Prevê-se que a votação final global da proposta de lei que, no nosso país, se propõe legalizar a eutanásia e despenalizar o suicídio assistido, tenha lugar no hemiciclo da Assembleia da República, no próximo dia 29 de Janeiro. Curiosa coincidência: foi precisamente nesse dia do ano passado que, em sessão plenária da Congregação para a Doutrina da Fé, se aprovou a carta Samaritanus bonus, “Sobre o cuidado das pessoas nas fases críticas e terminais da vida”. O Papa Francisco, a 25 de Junho de 2020, aprovou este documento, elevando-o à condição de magistério pontifício, e ordenou a sua publicação.
A eutanásia pode ser considerada desde muitas perspectivas, mas a mais importante não é certamente a técnica, nem a partidária, mas a moral: é lícito pôr termo a uma existência humana dolorosa, com a intenção de assegurar uma ‘morte digna’? A Igreja contribui para este diálogo, que o parlamento não permitiu que fosse alargado, mediante referendo, a toda a sociedade civil, por via dos seus ensinamentos, vinculativos para todos os fiéis e instrutivos para os que não professam a religião cristã.

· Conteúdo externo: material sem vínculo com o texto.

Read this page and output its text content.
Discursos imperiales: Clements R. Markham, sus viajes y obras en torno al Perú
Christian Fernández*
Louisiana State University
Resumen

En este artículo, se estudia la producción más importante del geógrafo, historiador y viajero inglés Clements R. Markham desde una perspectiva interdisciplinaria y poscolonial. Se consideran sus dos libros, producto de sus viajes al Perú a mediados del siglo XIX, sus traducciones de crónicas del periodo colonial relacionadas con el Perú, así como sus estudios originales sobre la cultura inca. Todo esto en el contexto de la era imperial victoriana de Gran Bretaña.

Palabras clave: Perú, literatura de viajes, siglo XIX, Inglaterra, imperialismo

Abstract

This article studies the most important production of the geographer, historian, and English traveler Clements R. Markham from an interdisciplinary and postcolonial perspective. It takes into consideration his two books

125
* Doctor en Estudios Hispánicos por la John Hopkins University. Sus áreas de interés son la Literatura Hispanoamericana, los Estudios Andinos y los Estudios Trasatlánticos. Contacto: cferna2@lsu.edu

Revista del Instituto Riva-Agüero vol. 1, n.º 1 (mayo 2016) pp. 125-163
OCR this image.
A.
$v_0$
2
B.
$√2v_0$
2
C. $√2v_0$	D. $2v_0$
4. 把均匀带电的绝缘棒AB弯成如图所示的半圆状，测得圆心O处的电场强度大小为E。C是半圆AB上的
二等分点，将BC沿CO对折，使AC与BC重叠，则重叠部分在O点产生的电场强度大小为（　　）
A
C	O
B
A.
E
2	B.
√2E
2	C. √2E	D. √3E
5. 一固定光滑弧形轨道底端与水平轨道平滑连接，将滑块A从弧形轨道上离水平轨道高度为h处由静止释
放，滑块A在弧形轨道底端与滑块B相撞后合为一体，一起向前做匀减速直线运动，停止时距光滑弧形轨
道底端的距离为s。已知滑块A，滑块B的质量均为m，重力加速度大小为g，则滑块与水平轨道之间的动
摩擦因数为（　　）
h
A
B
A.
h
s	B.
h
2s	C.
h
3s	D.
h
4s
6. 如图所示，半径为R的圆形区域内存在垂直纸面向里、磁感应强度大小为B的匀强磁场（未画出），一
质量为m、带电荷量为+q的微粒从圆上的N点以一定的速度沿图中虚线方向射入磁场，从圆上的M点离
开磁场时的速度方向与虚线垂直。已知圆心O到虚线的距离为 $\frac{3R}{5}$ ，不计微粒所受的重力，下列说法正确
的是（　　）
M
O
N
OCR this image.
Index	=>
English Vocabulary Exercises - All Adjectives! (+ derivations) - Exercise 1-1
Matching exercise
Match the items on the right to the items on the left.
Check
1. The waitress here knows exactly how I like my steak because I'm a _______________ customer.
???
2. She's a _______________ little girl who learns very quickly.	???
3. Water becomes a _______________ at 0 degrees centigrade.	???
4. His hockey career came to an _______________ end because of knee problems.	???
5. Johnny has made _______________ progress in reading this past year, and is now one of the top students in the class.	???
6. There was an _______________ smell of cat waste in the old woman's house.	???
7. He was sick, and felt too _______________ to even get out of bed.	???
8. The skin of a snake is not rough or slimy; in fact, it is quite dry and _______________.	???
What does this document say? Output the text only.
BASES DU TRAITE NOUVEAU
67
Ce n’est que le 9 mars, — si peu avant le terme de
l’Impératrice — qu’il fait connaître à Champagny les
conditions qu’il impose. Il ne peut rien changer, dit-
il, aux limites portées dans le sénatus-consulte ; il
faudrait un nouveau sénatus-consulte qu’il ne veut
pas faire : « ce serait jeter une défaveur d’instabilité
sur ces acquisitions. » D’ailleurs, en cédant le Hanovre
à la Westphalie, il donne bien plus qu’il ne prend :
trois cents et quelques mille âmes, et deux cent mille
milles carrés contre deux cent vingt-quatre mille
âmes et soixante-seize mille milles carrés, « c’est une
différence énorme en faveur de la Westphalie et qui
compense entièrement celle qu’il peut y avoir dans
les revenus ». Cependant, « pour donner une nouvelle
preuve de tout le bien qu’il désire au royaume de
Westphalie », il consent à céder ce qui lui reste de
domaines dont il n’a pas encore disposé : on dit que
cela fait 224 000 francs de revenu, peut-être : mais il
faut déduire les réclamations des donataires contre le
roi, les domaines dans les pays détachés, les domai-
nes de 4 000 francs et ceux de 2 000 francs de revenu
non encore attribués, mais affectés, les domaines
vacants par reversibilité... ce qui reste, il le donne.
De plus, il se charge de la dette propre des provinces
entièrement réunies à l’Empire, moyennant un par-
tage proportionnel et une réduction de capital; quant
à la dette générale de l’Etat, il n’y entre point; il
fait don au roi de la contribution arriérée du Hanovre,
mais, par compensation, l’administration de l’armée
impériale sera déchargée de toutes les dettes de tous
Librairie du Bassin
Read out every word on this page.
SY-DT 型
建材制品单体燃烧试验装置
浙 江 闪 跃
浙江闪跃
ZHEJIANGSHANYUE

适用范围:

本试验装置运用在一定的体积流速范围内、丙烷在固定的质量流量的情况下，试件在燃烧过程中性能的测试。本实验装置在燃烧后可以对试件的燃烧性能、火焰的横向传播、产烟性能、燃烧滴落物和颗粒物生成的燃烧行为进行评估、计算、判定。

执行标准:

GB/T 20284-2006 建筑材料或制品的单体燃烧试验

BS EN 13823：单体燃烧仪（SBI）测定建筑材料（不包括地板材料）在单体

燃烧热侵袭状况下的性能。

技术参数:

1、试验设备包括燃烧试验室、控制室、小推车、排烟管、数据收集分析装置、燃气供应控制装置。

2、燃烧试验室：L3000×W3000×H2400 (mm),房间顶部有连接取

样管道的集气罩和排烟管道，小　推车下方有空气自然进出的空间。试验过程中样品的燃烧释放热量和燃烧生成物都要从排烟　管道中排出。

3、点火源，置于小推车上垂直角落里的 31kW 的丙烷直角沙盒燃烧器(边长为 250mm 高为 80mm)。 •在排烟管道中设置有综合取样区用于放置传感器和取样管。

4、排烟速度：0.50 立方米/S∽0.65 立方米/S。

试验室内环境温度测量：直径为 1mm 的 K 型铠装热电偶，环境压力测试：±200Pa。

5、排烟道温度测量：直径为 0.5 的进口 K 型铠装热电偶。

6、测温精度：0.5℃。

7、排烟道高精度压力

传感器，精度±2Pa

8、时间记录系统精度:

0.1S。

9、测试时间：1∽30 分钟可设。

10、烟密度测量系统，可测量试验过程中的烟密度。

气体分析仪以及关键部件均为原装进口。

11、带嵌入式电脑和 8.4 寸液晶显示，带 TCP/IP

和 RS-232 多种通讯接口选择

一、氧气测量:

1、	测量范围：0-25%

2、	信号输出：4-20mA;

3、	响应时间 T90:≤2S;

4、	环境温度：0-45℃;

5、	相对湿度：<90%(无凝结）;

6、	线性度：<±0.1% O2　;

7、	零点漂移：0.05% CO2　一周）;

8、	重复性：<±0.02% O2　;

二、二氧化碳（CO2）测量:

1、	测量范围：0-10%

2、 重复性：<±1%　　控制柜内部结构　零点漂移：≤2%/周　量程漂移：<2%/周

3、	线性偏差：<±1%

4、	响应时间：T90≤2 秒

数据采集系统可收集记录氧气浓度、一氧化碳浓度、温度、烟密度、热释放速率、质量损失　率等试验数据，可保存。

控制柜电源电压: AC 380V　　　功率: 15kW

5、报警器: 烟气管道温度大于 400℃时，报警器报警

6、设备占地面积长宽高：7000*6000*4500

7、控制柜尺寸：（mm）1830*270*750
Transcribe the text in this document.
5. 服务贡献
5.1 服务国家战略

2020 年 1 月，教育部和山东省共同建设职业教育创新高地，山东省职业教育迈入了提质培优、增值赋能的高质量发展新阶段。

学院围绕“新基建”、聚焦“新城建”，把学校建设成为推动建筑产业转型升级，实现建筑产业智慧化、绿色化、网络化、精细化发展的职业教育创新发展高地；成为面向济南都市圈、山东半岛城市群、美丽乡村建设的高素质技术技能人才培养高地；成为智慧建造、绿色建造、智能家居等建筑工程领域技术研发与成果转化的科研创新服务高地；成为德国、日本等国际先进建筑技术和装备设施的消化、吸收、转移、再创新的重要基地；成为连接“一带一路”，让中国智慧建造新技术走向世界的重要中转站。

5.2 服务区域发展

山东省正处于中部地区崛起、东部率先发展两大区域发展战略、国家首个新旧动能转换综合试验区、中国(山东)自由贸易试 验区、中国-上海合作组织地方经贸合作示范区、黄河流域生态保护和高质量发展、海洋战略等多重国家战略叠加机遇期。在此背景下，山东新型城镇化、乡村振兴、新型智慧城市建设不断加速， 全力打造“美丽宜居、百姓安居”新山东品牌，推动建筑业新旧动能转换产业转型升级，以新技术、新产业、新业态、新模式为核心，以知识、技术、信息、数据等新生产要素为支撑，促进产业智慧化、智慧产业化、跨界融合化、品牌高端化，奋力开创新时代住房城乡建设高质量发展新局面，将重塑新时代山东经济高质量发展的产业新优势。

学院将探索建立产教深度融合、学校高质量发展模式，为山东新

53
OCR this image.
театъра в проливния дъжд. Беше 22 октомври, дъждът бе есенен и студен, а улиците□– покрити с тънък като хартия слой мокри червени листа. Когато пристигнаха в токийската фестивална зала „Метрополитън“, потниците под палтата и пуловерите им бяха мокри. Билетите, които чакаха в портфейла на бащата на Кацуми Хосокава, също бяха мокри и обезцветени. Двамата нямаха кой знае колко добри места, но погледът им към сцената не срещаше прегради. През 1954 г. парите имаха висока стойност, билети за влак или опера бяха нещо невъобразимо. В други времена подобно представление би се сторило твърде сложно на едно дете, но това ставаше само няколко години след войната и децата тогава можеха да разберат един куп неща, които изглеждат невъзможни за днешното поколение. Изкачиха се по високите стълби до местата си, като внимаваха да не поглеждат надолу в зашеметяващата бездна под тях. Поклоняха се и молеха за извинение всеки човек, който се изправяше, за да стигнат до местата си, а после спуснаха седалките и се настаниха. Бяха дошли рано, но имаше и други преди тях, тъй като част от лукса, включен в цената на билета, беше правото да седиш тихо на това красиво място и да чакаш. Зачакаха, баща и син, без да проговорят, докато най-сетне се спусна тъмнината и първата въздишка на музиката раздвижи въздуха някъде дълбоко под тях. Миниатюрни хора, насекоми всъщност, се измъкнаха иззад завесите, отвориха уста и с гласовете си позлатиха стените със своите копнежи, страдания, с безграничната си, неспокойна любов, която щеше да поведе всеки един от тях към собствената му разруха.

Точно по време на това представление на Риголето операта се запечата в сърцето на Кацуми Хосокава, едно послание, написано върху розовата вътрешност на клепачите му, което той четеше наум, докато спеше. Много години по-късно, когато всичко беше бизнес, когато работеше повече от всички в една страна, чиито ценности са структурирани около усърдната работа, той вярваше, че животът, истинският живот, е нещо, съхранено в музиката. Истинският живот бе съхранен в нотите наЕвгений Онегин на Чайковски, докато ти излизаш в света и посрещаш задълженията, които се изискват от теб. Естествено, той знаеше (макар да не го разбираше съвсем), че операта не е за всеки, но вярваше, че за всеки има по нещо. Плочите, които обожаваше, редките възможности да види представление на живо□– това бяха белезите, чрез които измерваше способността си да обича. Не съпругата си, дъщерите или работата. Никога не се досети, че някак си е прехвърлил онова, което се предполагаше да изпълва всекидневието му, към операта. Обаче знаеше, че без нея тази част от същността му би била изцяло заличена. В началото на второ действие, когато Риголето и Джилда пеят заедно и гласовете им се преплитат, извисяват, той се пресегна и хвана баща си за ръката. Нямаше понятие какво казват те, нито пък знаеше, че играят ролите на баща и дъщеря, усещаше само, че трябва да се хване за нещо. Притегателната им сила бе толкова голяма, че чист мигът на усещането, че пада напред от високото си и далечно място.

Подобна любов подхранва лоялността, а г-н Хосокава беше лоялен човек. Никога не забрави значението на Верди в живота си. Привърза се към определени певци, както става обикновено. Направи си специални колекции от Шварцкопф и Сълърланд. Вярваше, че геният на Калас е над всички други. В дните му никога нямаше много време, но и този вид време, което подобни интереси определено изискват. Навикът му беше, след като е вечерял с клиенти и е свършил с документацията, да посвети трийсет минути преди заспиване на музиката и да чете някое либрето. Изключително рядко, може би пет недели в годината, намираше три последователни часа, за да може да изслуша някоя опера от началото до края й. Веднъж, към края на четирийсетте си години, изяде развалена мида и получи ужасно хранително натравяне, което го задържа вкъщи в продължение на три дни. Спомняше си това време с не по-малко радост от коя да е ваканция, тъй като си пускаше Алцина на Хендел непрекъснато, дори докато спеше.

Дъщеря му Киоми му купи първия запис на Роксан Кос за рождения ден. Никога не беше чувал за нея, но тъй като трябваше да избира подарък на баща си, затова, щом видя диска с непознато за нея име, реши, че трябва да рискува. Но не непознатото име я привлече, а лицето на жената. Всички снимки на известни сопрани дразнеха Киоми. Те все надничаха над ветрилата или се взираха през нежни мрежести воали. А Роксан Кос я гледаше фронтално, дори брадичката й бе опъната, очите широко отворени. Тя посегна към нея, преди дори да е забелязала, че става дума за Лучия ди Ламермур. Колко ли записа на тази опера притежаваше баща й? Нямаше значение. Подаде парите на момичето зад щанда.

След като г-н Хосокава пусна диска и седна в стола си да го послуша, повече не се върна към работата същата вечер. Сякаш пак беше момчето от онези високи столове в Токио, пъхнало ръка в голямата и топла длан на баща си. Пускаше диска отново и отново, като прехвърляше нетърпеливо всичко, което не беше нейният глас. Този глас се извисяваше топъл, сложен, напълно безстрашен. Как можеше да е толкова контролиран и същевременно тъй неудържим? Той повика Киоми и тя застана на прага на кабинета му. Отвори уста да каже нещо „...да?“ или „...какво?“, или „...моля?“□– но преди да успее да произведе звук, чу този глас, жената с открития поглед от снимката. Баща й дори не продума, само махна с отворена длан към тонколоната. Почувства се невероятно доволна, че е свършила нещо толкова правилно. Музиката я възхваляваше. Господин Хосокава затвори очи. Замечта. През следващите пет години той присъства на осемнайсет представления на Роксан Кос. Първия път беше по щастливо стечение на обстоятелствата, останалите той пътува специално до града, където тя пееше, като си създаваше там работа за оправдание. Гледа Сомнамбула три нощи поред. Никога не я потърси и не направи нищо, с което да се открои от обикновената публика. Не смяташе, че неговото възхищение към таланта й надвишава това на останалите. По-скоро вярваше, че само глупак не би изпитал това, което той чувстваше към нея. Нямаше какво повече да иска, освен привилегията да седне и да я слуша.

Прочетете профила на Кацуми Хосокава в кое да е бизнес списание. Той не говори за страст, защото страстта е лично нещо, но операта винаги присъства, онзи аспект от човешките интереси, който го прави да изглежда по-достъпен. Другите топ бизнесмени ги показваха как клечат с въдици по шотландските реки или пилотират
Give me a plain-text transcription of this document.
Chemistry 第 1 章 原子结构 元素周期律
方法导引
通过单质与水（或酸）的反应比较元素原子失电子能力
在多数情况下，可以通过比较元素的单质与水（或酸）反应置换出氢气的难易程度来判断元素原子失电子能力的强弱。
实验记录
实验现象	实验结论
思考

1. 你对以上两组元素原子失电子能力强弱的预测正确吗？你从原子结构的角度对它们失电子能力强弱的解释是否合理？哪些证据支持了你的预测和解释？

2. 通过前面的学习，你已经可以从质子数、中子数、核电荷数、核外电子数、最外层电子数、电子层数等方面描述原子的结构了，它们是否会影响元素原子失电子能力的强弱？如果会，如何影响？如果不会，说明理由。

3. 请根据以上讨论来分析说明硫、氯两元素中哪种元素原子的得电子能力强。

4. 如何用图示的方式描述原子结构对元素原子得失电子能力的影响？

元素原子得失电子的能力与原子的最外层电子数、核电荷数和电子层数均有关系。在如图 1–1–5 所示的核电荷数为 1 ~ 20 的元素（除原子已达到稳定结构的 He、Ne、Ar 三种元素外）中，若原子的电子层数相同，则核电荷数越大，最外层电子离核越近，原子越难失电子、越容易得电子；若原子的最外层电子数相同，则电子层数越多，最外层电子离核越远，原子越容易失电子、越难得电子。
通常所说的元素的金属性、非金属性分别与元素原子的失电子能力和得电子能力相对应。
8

Sobre este tema, mais do que opiniões pessoais, necessariamente subjectivas, interessa conhecer o parecer da Carta Samaritanus bonus, o mais recente texto do magistério da Igreja sobre esta temática.
Segundo os princípios básicos da teologia moral, a bondade de uma acção decorre do seu objecto, fim e circunstâncias. Enquanto a intenção do sujeito pode, eventualmente, perverter uma acção em si mesma boa, como seria querer humilhar a quem se dá uma esmola, a recta intenção não é suficiente para converter em boa uma acção cujo objecto é intrinsecamente mau: o propósito de ajudar os pobres não legitima o roubo.
A questão da intenção do sujeito é relevante, na medida em que a eutanásia não é pretendida com o intuito de fazer sofrer mas, pelo contrário, de aliviar quem já padece uma enfermidade incurável e se encontra em estado terminal. Em termos humanitários, poderia parecer que, num contexto de grande sofrimento, abreviar a vida do paciente seria não só legítimo como, até, um dever moral, na medida em que manter uma vida em grande sofrimento parece cruel, sobretudo se é só por um prurido moral.
Neste sentido, é especialmente oportuna a declaração de que “a Igreja considera que deve reafirmar, como ensinamento definitivo, que a eutanásia é um crime contra a vida humana porque, com este acto, o homem escolhe causar directamente a morte de um outro ser humano inocente.” A afirmação não poderia ser mais explícita, nem mais contundente, porque é “como ensinamento definitivo”, ou seja irreformável, que se afirma que “a eutanásia é um crime contra a vida humana”, já que é, na sua essência, “causar directamente a morte de um outro ser humano inocente”, ou seja, matar.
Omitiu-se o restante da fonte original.